The Company is subject to claims and assessments from time to time in the ordinary course of business. The Company’s management does not believe that any such matters, individually or in the aggregate, will have a material adverse effect on the Company’s business, financial condition, results of operations or cash flows.

 

7.Related Party Transactions

 

The Company periodically enters into unsecured loan agreements with the CEO and various family members to fund working capital needs. These loans do not have specific repayment terms and are not subject to interest charges. The Company pays back these loans as cash flows permit. As of June 30, 2017 and December 31, 2016, the Company held an outstanding loan balance of $38,087 with these related parties.

 

The Company leases its operating facilities from DWT Evans LLC, a company owned by VectorVision CEO David Evans.
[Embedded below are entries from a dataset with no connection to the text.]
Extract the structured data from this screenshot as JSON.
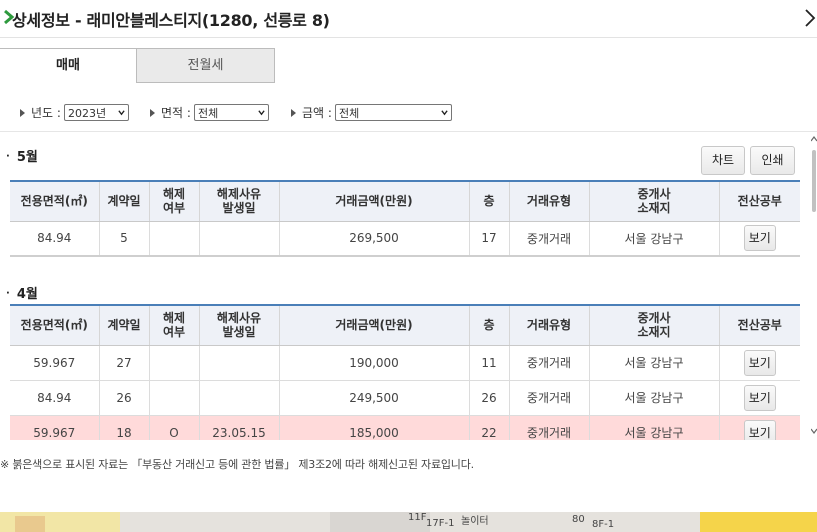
{
  "header": {
    "title": "상세정보 - 래미안블레스티지(1280, 선릉로 8)"
  },
  "tabs": [
    {
      "label": "매매",
      "active": true
    },
    {
      "label": "전월세",
      "active": false
    }
  ],
  "filters": {
    "year": {
      "label": "년도 :",
      "value": "2023년"
    },
    "area": {
      "label": "면적 :",
      "value": "전체"
    },
    "amount": {
      "label": "금액 :",
      "value": "전체"
    }
  },
  "buttons": {
    "chart": "차트",
    "print": "인쇄"
  },
  "columns": [
    "전용면적(㎡)",
    "계약일",
    "해제\n여부",
    "해제사유\n발생일",
    "거래금액(만원)",
    "층",
    "거래유형",
    "중개사\n소재지",
    "전산공부"
  ],
  "sections": [
    {
      "month": "5월",
      "rows": [
        {
          "area": "84.94",
          "day": "5",
          "cancel": "",
          "cancel_date": "",
          "price": "269,500",
          "floor": "17",
          "type": "중개거래",
          "location": "서울 강남구",
          "view": "보기",
          "cancelled": false
        }
      ]
    },
    {
      "month": "4월",
      "rows": [
        {
          "area": "59.967",
          "day": "27",
          "cancel": "",
          "cancel_date": "",
          "price": "190,000",
          "floor": "11",
          "type": "중개거래",
          "location": "서울 강남구",
          "view": "보기",
          "cancelled": false
        },
        {
          "area": "84.94",
          "day": "26",
          "cancel": "",
          "cancel_date": "",
          "price": "249,500",
          "floor": "26",
          "type": "중개거래",
          "location": "서울 강남구",
          "view": "보기",
          "cancelled": false
        },
        {
          "area": "59.967",
          "day": "18",
          "cancel": "O",
          "cancel_date": "23.05.15",
          "price": "185,000",
          "floor": "22",
          "type": "중개거래",
          "location": "서울 강남구",
          "view": "보기",
          "cancelled": true
        }
      ]
    }
  ],
  "note": "※ 붉은색으로 표시된 자료는 「부동산 거래신고 등에 관한 법률」 제3조2에 따라 해제신고된 자료입니다.",
  "map": {
    "labels": [
      "11F",
      "17F-1",
      "놀이터",
      "80",
      "8F-1"
    ]
  },
  "colors": {
    "accent_green": "#2e9a3e",
    "header_border": "#4a7fb8",
    "cancel_row": "#ffdada"
  }
}
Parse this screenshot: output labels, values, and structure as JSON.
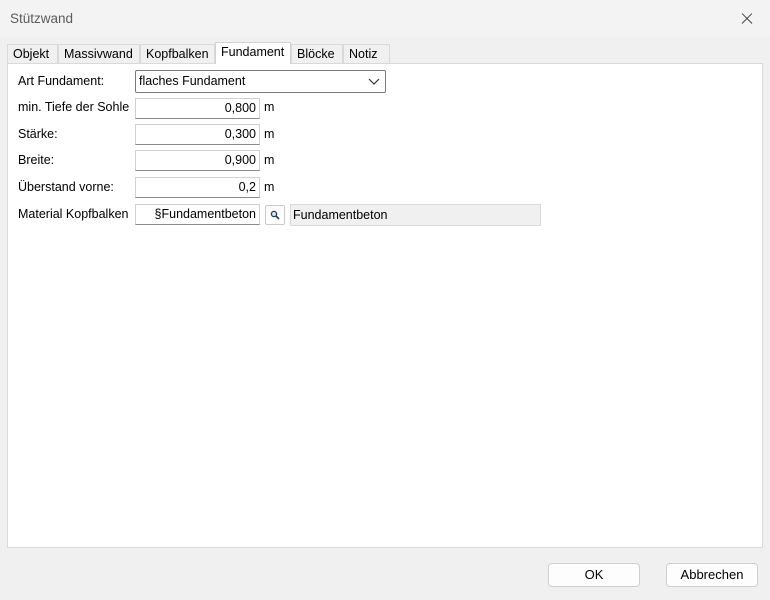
{
  "window": {
    "title": "Stützwand"
  },
  "tabs": [
    "Objekt",
    "Massivwand",
    "Kopfbalken",
    "Fundament",
    "Blöcke",
    "Notiz"
  ],
  "active_tab": "Fundament",
  "form": {
    "art_fundament": {
      "label": "Art Fundament:",
      "value": "flaches Fundament"
    },
    "tiefe": {
      "label": "min. Tiefe der Sohle",
      "value": "0,800",
      "unit": "m"
    },
    "staerke": {
      "label": "Stärke:",
      "value": "0,300",
      "unit": "m"
    },
    "breite": {
      "label": "Breite:",
      "value": "0,900",
      "unit": "m"
    },
    "ueberstand": {
      "label": "Überstand vorne:",
      "value": "0,2",
      "unit": "m"
    },
    "material": {
      "label": "Material Kopfbalken",
      "value": "§Fundamentbeton",
      "display": "Fundamentbeton"
    }
  },
  "buttons": {
    "ok": "OK",
    "cancel": "Abbrechen"
  },
  "icons": {
    "close": "close-icon",
    "browse": "magnifier-icon",
    "dropdown": "chevron-down-icon"
  }
}
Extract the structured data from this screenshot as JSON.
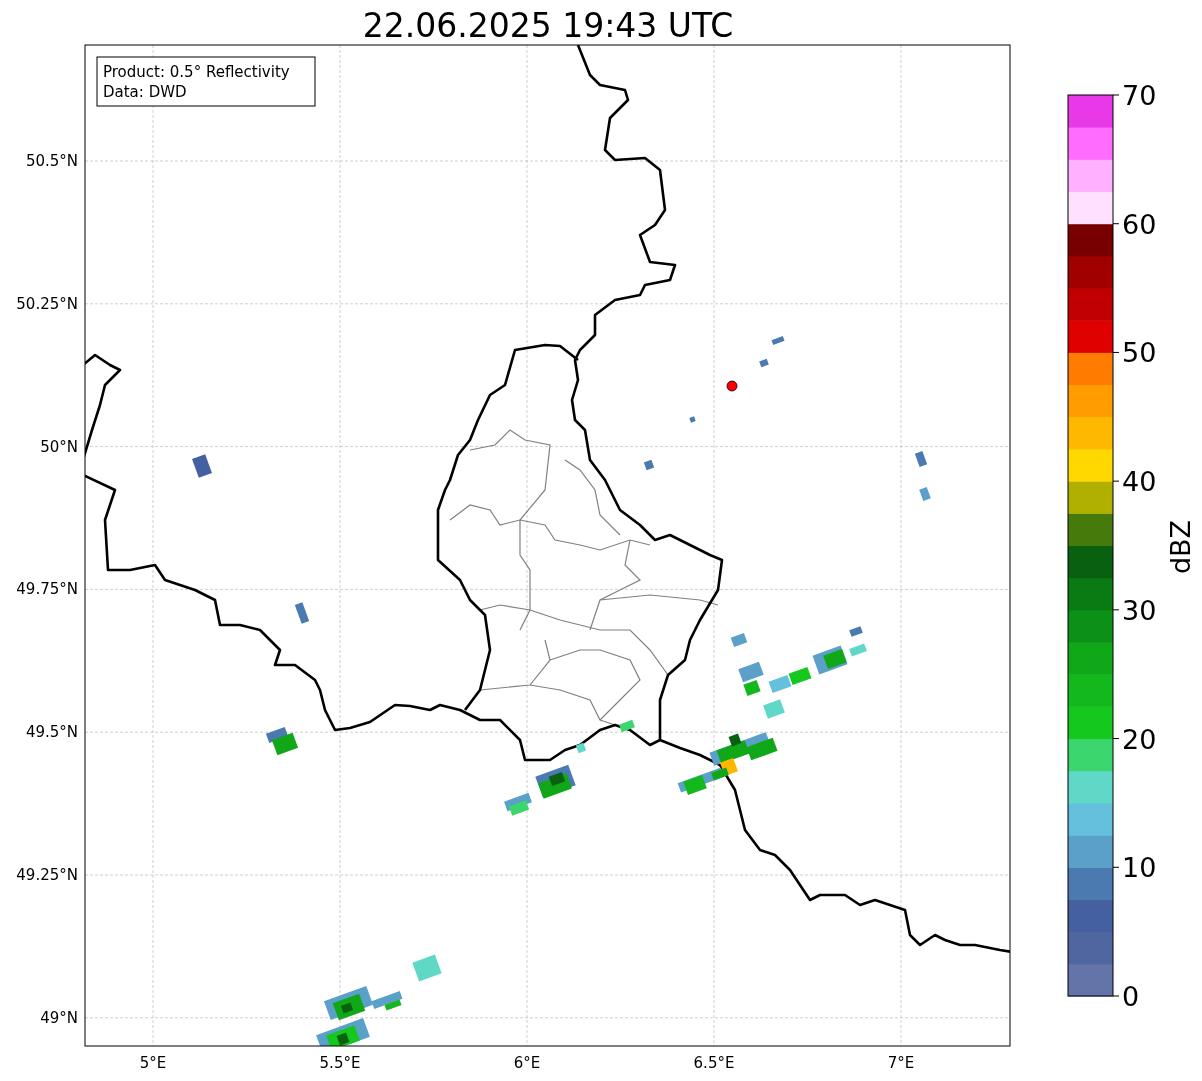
{
  "title": "22.06.2025 19:43 UTC",
  "info_box": [
    "Product: 0.5° Reflectivity",
    "Data: DWD"
  ],
  "lon_ticks": [
    "5°E",
    "5.5°E",
    "6°E",
    "6.5°E",
    "7°E"
  ],
  "lat_ticks": [
    "50.5°N",
    "50.25°N",
    "50°N",
    "49.75°N",
    "49.5°N",
    "49.25°N",
    "49°N"
  ],
  "colorbar": {
    "label": "dBZ",
    "ticks": [
      "70",
      "60",
      "50",
      "40",
      "30",
      "20",
      "10",
      "0"
    ],
    "segments": [
      {
        "color": "#6473a8"
      },
      {
        "color": "#5066a0"
      },
      {
        "color": "#4460a0"
      },
      {
        "color": "#4a7ab0"
      },
      {
        "color": "#5aa0c8"
      },
      {
        "color": "#64c0dc"
      },
      {
        "color": "#60d8c8"
      },
      {
        "color": "#3cd66e"
      },
      {
        "color": "#14c81e"
      },
      {
        "color": "#12b81c"
      },
      {
        "color": "#10a818"
      },
      {
        "color": "#0c9018"
      },
      {
        "color": "#0a7a12"
      },
      {
        "color": "#086010"
      },
      {
        "color": "#467a0a"
      },
      {
        "color": "#b0b000"
      },
      {
        "color": "#ffd800"
      },
      {
        "color": "#ffb800"
      },
      {
        "color": "#ff9c00"
      },
      {
        "color": "#ff7c00"
      },
      {
        "color": "#e00000"
      },
      {
        "color": "#c00000"
      },
      {
        "color": "#a00000"
      },
      {
        "color": "#780000"
      },
      {
        "color": "#ffe0ff"
      },
      {
        "color": "#ffb0ff"
      },
      {
        "color": "#ff6cff"
      },
      {
        "color": "#e838e8"
      }
    ]
  }
}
During the six months ended June 30, 2017 and 2016, general and administrative costs included $9,300 and $8,100, respectively, under this lease arrangement.

 

8.Subsequent Events

  

On September 29, 2017, Guardion Health Sciences, Inc. (“Guardion”), through a wholly-owned subsidiary, completed the acquisition of substantially all of the assets and liabilities of the Company in exchange for 3,050,000 shares of Guardion’s common stock, pursuant to the terms of an Asset Purchase and Reorganization Agreement, which was entered into on an arms-legnth basis between the parties. Dr. David Evans, the founder of VectorVision, was appointed to Guardion’s Board of Directors on September 29, 2017.